Brain Natriuretic Peptide

• Brain natriuretic peptide (BNP) is also called B-type natriuretic peptide. It is a polypeptide with 32 amino acids. It is secreted by the cardiac muscle. It is also secreted in some parts of brain. The stimulant for its secretion is not known
• BNP has the same actions of ANP (see above). On the brain, its actions are net known.
  • Clinical importance of BNP: Measurement of prasma level of BNP (BNP test) is becoming an important diagnostic tool for heart diseases.
    • Normally, blood contains very small amount of BNP. However, in conditions like heart failure, BNP level is increased in blood.
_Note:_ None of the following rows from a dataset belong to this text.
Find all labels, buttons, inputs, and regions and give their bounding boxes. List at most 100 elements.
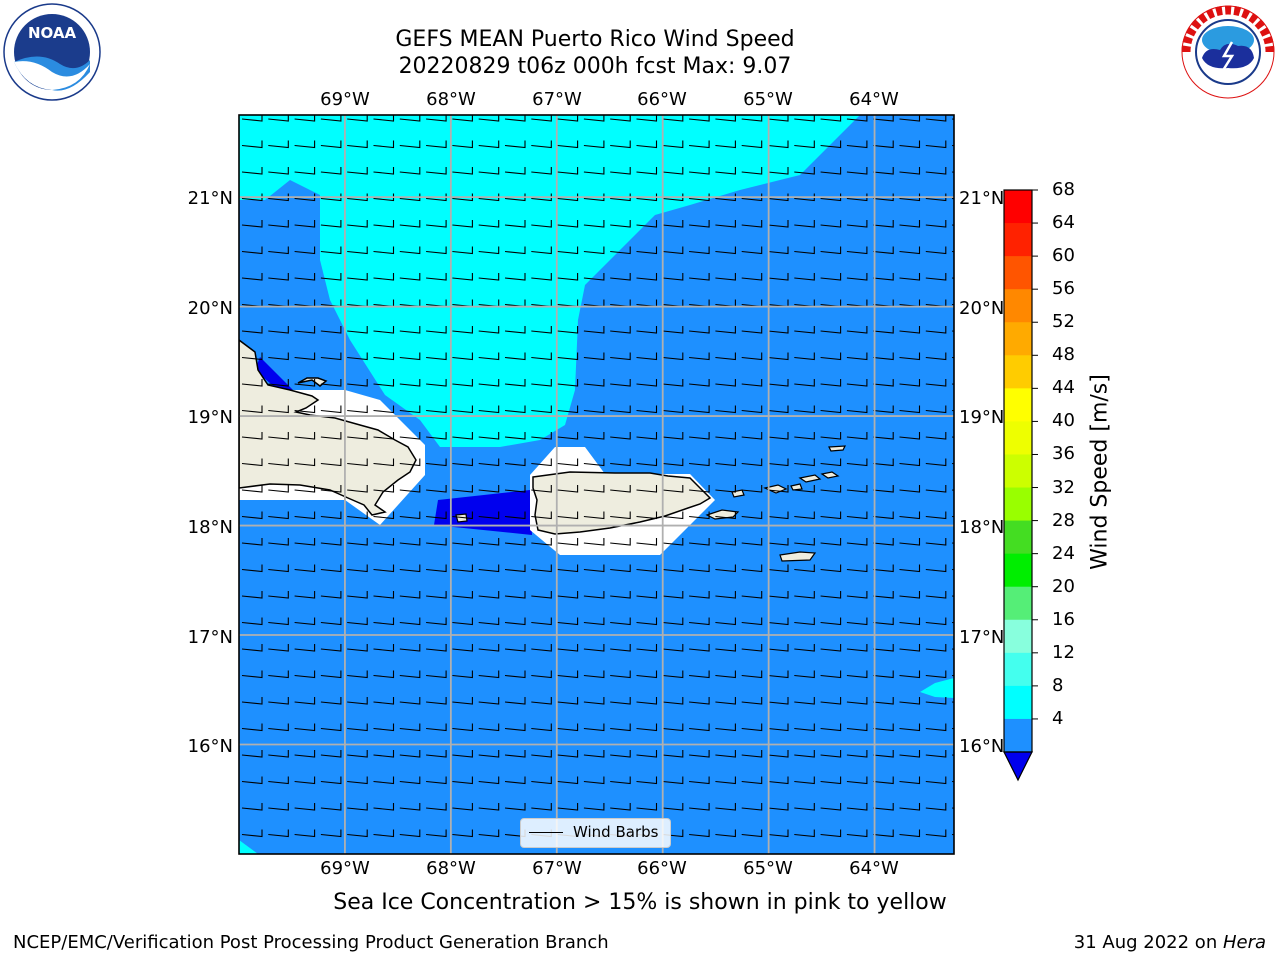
- lon-tick-bottom-67w: 67°W: [532, 858, 582, 879]
- colorbar-tick-label: 8: [1052, 674, 1064, 696]
- wind-barb: [873, 458, 894, 467]
- wind-barb: [636, 352, 658, 361]
- wind-barb: [794, 723, 815, 732]
- wind-barb: [873, 326, 894, 334]
- wind-barb: [268, 856, 288, 863]
- wind-barb: [820, 405, 842, 414]
- wind-barb: [268, 564, 289, 573]
- wind-barb: [504, 405, 526, 414]
- lat-tick-left-16n: 16°N: [188, 736, 233, 757]
- wind-barb: [925, 591, 947, 599]
- wind-barb: [873, 803, 894, 811]
- wind-barb: [478, 379, 500, 387]
- wind-barb: [820, 246, 842, 255]
- wind-barb: [294, 379, 316, 387]
- land-st-john: [790, 483, 803, 491]
- wind-barb: [583, 167, 605, 175]
- wind-barb: [294, 193, 316, 202]
- wind-barb: [925, 829, 947, 838]
- wind-barb: [399, 776, 421, 785]
- wind-barb: [399, 485, 421, 493]
- wind-barb: [504, 379, 526, 387]
- wind-barb: [741, 485, 763, 493]
- wind-barb: [610, 617, 631, 626]
- wind-barb: [373, 115, 395, 122]
- wind-barb: [820, 326, 842, 334]
- wind-barb: [662, 644, 684, 652]
- wind-barb: [820, 511, 842, 520]
- lon-tick-bottom-69w: 69°W: [320, 858, 370, 879]
- wind-barb: [399, 538, 421, 546]
- wind-barb: [268, 140, 289, 149]
- wind-barb: [662, 326, 684, 334]
- wind-barb: [636, 564, 658, 573]
- wind-barb: [504, 564, 526, 573]
- wind-barb: [294, 485, 316, 493]
- wind-barb: [873, 723, 894, 732]
- wind-barb: [794, 776, 815, 785]
- wind-barb: [715, 326, 736, 334]
- wind-barb: [399, 829, 421, 838]
- wind-barb: [689, 803, 710, 811]
- wind-barb: [662, 352, 684, 361]
- wind-barb: [241, 115, 263, 122]
- wind-barb: [347, 167, 368, 175]
- wind-barb: [478, 167, 500, 175]
- colorbar-tick-label: 24: [1052, 542, 1075, 564]
- wind-barb: [478, 803, 500, 811]
- wind-barb: [662, 750, 684, 758]
- wind-barb: [846, 167, 868, 175]
- wind-barb: [846, 458, 868, 467]
- wind-barb: [452, 273, 473, 281]
- wind-barb: [689, 326, 710, 334]
- wind-barb: [821, 856, 841, 863]
- wind-barb: [636, 750, 658, 758]
- wind-barb: [925, 246, 947, 255]
- wind-barb: [583, 432, 605, 440]
- wind-barb: [794, 140, 815, 149]
- footer-host: Hera: [1222, 932, 1266, 953]
- wind-barb: [478, 485, 500, 493]
- wind-field-8-12-sw: [239, 840, 258, 854]
- map-frame: [238, 114, 955, 855]
- wind-barb: [583, 591, 605, 599]
- wind-barb: [320, 829, 342, 838]
- wind-barb: [373, 538, 395, 546]
- wind-barb: [767, 564, 789, 573]
- wind-barb: [557, 776, 579, 785]
- wind-barb: [478, 220, 500, 228]
- wind-barb: [557, 591, 579, 599]
- wind-barb: [268, 803, 289, 811]
- wind-barb: [452, 617, 473, 626]
- wind-barb: [399, 670, 421, 679]
- wind-barb: [320, 776, 342, 785]
- wind-barb: [662, 140, 684, 149]
- wind-barb: [294, 829, 316, 838]
- wind-barb: [846, 273, 868, 281]
- wind-barb: [610, 273, 631, 281]
- wind-barb: [899, 220, 921, 228]
- wind-barb: [347, 591, 368, 599]
- wind-barb: [715, 644, 736, 652]
- wind-barb: [373, 220, 395, 228]
- wind-barb: [715, 352, 736, 361]
- wind-barb: [715, 511, 736, 520]
- wind-barb: [504, 723, 526, 732]
- wind-barb: [925, 750, 947, 758]
- wind-barb: [689, 246, 710, 255]
- wind-barb: [741, 697, 763, 705]
- wind-barb: [320, 140, 342, 149]
- wind-barb: [268, 697, 289, 705]
- wind-barb: [952, 595, 954, 597]
- wind-barb: [399, 273, 421, 281]
- lon-tick-top-69w: 69°W: [320, 89, 370, 110]
- wind-barb: [689, 697, 710, 705]
- wind-barb: [373, 246, 395, 255]
- wind-barb: [479, 856, 499, 863]
- wind-barb: [767, 140, 789, 149]
- wind-barb: [583, 405, 605, 414]
- wind-barb: [478, 432, 500, 440]
- wind-barb: [373, 697, 395, 705]
- wind-barb: [478, 352, 500, 361]
- wind-barb: [846, 723, 868, 732]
C-Type Natriuretic Peptide

• C-type natriuretic peptide (CNP) is the newly discovered peptide hormone. It is a 22 amino acid peptide. Initially, it was identified in brain.
• Now it is known to be secreted by several tissues which include the myocardium, endothelium of blood vessels, gastrointestinal tract and kidneys. The functions of this hormone are not fully studied. It is believed that it has similar action of atrial natriuretic peptide.